Ultimately Negan backs off, getting some sort of reaction he likes out of Rick, enough to appease his whacked sensibilities for the time being. But he has his men take Daryl, throwing him into the back of a van and threatening to send him to Rick’s doorstep piece by piece if Rick or his people crossed him again. I’m scared for Daryl and my immediate reaction is to be afraid that Negan and his people will somehow turn Daryl to the dark side.
But we’ll see. That’s the important thing: That I care once again about what happens to these people.
Maybe the best part of the episode is at the end, when Negan and his people leave, and Rick and what’s left of his people are sprawled in the dirt and start picking themselves up, and Maggie gets up and says, basically, “Let’s go. Let’s figure out how we’re going to get them for this.” And no one else can even fathom this right then, but it’s all Maggie has left. And the truly heartbreaking moment comes when everyone else lifts Glenn and Abe and carries them to the truck so they can bury them properly, and Maggie is left standing there looking lost for a minute. Where will they even go from here?

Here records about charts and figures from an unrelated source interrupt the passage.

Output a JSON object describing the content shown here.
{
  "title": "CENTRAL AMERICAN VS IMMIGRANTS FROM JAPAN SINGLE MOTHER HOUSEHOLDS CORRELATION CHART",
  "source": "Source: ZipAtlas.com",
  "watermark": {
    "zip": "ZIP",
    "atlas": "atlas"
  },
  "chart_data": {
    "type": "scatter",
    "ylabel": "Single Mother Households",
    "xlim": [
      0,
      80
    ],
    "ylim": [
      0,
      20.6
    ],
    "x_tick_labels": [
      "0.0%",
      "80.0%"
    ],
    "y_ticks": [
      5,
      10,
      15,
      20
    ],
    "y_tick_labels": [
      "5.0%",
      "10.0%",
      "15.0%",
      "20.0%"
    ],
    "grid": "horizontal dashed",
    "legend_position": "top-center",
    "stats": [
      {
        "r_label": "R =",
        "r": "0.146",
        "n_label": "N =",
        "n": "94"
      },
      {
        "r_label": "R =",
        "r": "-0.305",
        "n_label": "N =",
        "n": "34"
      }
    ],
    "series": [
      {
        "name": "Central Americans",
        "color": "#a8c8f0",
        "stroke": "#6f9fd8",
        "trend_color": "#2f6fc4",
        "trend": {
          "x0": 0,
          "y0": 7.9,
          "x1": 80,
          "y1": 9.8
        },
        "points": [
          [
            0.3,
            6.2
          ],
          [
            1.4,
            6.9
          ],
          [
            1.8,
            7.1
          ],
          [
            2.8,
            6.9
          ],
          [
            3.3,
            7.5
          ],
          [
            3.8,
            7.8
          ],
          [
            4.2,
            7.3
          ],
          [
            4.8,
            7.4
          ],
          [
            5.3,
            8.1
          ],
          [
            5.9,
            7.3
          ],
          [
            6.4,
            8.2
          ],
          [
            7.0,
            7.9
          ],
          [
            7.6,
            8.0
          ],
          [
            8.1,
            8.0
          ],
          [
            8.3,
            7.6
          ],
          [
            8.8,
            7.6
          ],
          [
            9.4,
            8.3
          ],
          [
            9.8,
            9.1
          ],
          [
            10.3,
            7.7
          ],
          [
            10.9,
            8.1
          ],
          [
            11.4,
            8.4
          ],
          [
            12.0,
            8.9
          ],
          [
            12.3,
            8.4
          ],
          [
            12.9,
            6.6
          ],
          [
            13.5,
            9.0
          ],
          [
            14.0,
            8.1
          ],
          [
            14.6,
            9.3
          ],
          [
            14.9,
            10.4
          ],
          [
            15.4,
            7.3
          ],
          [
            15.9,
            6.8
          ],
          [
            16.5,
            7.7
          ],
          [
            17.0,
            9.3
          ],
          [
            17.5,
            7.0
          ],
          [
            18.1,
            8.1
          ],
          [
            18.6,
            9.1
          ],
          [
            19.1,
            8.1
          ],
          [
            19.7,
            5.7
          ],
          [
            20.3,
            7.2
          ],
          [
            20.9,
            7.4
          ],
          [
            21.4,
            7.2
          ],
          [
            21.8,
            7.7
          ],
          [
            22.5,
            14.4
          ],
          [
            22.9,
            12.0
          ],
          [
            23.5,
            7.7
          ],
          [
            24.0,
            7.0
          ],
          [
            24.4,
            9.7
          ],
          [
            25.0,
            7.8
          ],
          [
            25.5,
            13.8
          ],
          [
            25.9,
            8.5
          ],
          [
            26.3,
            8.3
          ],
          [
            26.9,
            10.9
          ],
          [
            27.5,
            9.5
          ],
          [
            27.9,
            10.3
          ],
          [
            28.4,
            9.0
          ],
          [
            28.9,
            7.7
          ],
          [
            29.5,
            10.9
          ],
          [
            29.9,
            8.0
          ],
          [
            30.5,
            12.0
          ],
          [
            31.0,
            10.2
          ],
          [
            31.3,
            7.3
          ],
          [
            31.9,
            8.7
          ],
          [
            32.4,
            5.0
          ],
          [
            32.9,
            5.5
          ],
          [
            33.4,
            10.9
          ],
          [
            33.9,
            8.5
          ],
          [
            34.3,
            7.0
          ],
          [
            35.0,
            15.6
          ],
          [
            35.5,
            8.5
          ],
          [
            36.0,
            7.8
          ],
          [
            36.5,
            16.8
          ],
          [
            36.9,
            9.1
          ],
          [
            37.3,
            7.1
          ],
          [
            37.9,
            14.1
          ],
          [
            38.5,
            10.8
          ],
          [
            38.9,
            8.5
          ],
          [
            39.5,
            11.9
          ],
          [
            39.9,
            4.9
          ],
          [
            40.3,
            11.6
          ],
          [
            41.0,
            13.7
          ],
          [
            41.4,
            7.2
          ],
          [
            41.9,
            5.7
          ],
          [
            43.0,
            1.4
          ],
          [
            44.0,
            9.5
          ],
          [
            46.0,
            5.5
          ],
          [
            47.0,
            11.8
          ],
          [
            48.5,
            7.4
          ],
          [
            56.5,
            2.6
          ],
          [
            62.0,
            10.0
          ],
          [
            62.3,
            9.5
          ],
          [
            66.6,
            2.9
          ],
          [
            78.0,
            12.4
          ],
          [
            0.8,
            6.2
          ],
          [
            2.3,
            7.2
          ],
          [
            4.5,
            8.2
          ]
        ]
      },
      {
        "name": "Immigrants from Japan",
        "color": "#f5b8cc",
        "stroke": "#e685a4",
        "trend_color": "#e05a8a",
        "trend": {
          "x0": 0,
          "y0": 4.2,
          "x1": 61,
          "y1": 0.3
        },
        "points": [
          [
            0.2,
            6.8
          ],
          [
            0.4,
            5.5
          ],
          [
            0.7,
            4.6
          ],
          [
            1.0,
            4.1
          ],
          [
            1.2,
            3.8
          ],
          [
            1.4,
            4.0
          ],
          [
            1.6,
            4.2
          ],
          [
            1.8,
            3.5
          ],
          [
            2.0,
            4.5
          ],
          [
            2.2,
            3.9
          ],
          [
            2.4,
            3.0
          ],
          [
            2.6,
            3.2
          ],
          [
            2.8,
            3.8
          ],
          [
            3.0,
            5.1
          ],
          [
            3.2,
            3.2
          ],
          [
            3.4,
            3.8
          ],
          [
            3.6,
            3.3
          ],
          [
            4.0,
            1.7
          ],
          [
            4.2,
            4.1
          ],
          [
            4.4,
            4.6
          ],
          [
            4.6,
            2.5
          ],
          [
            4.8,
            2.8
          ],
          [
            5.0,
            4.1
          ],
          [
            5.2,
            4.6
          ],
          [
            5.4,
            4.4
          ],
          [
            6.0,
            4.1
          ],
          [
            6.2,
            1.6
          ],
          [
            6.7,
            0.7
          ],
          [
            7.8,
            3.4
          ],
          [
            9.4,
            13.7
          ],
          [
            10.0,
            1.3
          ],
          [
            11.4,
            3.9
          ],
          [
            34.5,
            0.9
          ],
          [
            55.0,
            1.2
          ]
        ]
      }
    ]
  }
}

Where, indeed. The possibilities are endless. But it can only, should only, be very, very dark, and this show has proved time and again that it’s at its best when it goes to the darkest places. It’s not a show about zombies — it’s a show about humanity, and how living in the very darkest of our nightmares will make us behave. And now we’ll get to see what the very worst brings out in Rick and his group. Obviously the nightmare has turned Negan and his henchmen into something evil and power-hungry and lacking in any kind of compassion or humanity. What will it do to Rick, or Carl, or Daryl — men who are on the very edge anyway? What will it do to Maggie, who has now lost everyone she has ever loved? What will it to Michonne, who had to sit there and watch and feel helpless? She has a history of not doing helpless well. What will it do to Sasha and Rosita, who loved Abraham? What will it do to Eugene, who lost his hero? And what will it do to Carol and Morgan, who weren’t there but will doubtless feel as if they should have been (well, Carol for sure — Morgan is iffy and I still don’t like him)?
Also, despite how evil and terrible he is, Negan is one of the best characters I’ve ever seen on television. I can’t look away from him when he’s on screen, and the utter glee with which Jeffrey Dean Morgan approaches the role is palpable. So is the fear he manages to create in both his victims and the viewers — I know my stomach is tied up in knots whenever he’s going off, and I can’t be the only one. Plus he makes me giggle maniacally. Because of the gleeful thing. I don’t know — it’s hard to explain. But Negan will definitely be one of those characters that you want to see thwarted but would be sad to see go. And that’s perfect. That’s one of the things this show sometimes does really well.
I’m confident that even Robert Kirkman can’t screw this up. At least not until late in the second half of the season.
So I’m back in. What I would appreciate in return for my loyalty going forward is fewer ridiculous “trick” episodes and cliffhangers. Quit bringing in new characters and expecting us to care about them from the word go. And stop with having the characters we DO care about continue to make the same stupid mistakes over and over and over. At some point, it’s just exhausting to watch the group split up all Scooby Doo-style and have it bite them in the ass (usually literally) by the end of an episode. Quit insulting our intelligence, in other words, and just continue to make a good, compelling, well-written drama. Zombies are cool, but they don’t have brains. Humans do, so that’s what we care about.
And my marriage will appreciate it. A lot.